Une vaine tentative de dé-jouer
Le retour de Louis peut de ce fait apparaître comme une tentative de dé-jouer : déjouer l'intrigue qu'il prévoit, dé-jouer la distribution des rôles. Lorsqu'il a entrepris son voyage, il savait déjà quelle tournure allaient prendre les événements : « c'est exactement ainsi, / lorsque j'y réfléchis, / que j'avais imaginé les choses, / vers la fin de la journée, / sans avoir rien dit de ce qui me tenait à cœur / – c'est juste une idée mais elle n'est pas jouable » (partie 2, sc. 1). Prévoyant tout ce qui va advenir, Louis voudrait en contrarier le cours et imposer une nouvelle trame à l'histoire familiale. Mais il réalise vite que ce projet n'est pas « jouable » : il est condamné, comme les autres, à endosser son costume habituel.

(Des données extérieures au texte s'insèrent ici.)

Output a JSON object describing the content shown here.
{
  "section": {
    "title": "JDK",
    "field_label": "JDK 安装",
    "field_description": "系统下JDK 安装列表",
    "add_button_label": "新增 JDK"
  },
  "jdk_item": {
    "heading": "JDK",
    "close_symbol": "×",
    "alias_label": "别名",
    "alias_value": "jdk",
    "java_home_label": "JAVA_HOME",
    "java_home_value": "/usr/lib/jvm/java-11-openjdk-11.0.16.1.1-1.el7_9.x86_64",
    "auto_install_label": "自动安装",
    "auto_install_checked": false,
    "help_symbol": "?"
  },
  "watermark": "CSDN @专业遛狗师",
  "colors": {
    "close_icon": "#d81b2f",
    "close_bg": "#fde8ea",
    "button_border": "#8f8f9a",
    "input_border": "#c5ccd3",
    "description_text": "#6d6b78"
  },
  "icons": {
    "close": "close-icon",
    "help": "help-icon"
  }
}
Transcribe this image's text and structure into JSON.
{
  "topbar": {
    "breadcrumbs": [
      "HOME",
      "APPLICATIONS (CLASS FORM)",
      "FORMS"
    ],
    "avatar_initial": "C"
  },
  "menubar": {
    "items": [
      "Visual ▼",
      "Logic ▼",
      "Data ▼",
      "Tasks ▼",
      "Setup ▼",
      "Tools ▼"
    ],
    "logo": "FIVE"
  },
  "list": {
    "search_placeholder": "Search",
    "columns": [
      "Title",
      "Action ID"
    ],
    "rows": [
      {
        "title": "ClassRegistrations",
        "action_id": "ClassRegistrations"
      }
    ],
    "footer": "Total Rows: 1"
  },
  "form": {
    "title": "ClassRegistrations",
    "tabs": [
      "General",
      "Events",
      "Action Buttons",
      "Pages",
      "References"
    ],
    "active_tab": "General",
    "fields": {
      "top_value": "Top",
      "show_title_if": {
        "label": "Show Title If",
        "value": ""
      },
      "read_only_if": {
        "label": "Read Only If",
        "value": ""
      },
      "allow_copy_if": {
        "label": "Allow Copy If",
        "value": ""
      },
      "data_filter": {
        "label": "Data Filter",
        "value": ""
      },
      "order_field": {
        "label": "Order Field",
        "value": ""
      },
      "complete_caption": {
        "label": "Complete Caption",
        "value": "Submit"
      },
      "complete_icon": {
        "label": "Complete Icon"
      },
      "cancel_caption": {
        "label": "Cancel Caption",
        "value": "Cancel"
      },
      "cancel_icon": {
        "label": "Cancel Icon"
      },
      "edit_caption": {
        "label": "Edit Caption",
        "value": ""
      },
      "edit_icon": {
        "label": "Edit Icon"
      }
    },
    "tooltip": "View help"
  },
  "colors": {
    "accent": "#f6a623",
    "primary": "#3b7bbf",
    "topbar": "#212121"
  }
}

Car chacun joue en effet sa comédie familière et familiale. Louis est le frère aîné « désirable et lointain, distant » (intermède, sc. 5), Antoine, le frère au « mauvais caractère, borné » (partie 1, sc. 4), Suzanne, la petite sœur qui parle trop, la mère, celle qui ressasse et Catherine, la belle-sœur « simple, claire, précise » (partie 1, sc. 7). Chaque personnage énonce un jugement sur les autres dont aucun ne peut se libérer, comme le déclare Antoine à Louis : « car tu le voudrais, tu ne saurais plus t'en défaire, tu es pris à ce rôle » (partie 2, sc. 3). À tel point que Suzanne, la petite sœur, indique à Louis le moment de la conversation où il faudrait qu'il lui dise « Ta gueule, Suzanne » et que celui-ci, pour respecter le jeu de rôles, s'exécute (partie 1, sc. 7).
II. Une pièce sans action
Une structure statique
L'une des particularités de cette pièce est l'absence d'action qu'elle présente : il ne se passe rien, les seuls actes observables sont des actes de langage. La structure de la pièce repose sur des scènes comme juxtaposées, une suite de paroles isolées : soit le dialogue ne prend pas entre les personnages dans les scènes de groupe, soit la parole est confisquée par un seul personnage durant une scène entière, donnant lieu à une succession de monologues.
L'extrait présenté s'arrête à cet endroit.